The report released today on #EqualPayDay shows that even though men offer equivalent social media content to that of women, social media interaction levels for the sexes are nowhere near reaching equality status for equal work.

Deputy Secretary of Labor Mike Malcolm, who said his department has received a steadily increasing number of discrimination complaints from males over the last 10 years, acknowledged the country still has a long way to go for work-related equality.

“Our research found that men work nearly 2½ times longer than women every year while trying to get their updates noticed on social media,” the Deputy said.

“They’ll post, delete, and repost the same update up to three times in hopes of spurring some kind of acknowledgment but usually end up disappointed.

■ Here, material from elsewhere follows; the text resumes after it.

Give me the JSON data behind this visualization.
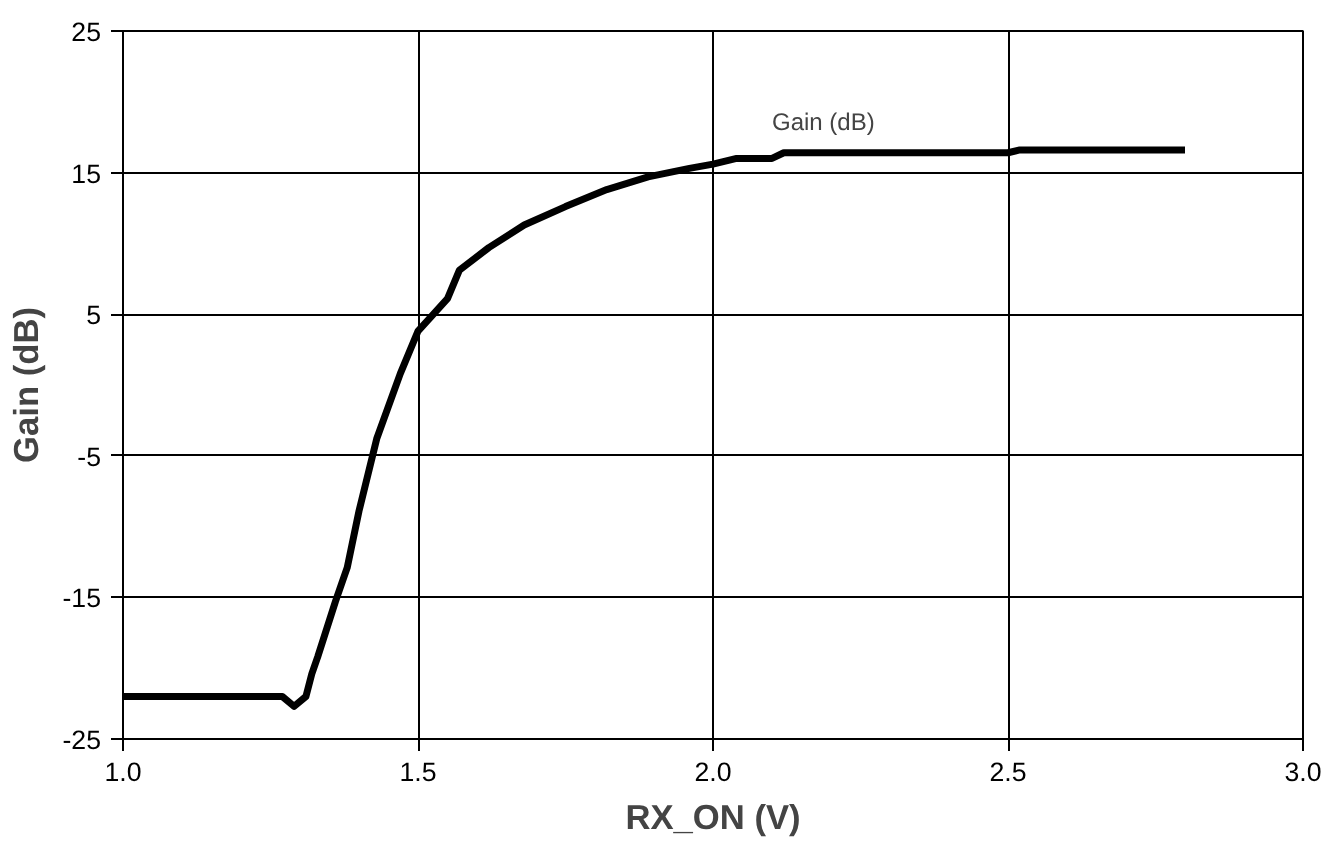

It’s disheartening to know that in this day and age equal work doesn’t always mean equal compensation. But recognizing the problem is the first step in correcting it.”

Report: Men earn less than women for equal work

According to a new report, men earn significantly less social media “likes” and “comments” than women despite working longer hours to create posts.

On average men earn 97 percent fewer “likes” and “comments” than women, the report says, and earn just a quarter of the social acknowledgment that women garner over a lifetime.

In fact, the Equal Pay Day report revealed that when a woman posts any image to her social network account, regardless of its content, she will earn at least 20 interactions 90 percent of the time. That figure jumps to 100 percent when a woman shows any kind of cleavage, wears workout clothing or is in a swimsuit.

“My girlfriend can post a picture of our dog’s morning crap and get 100 likes and comments,” said boyfriend James Thompson, who has spent seven years being ignored on Facebook.

“I’m still waiting to get my first like from someone other than my mom, great-aunt Lilly or Father Richard.”

The report also found that 99 percent of men interact with a woman’s social media posts in the hopes of one day getting lucky with her. Though, self-described nice guy Mark Armstead doesn’t want the report’s findings to give women the wrong impression.

“I want my female social media friends to know I will be here for you in the good times and the bad. Whether you’re on the rebound or just looking for a one night stand, I hope you remember who it was that built you up by liking each and every one of your posts.”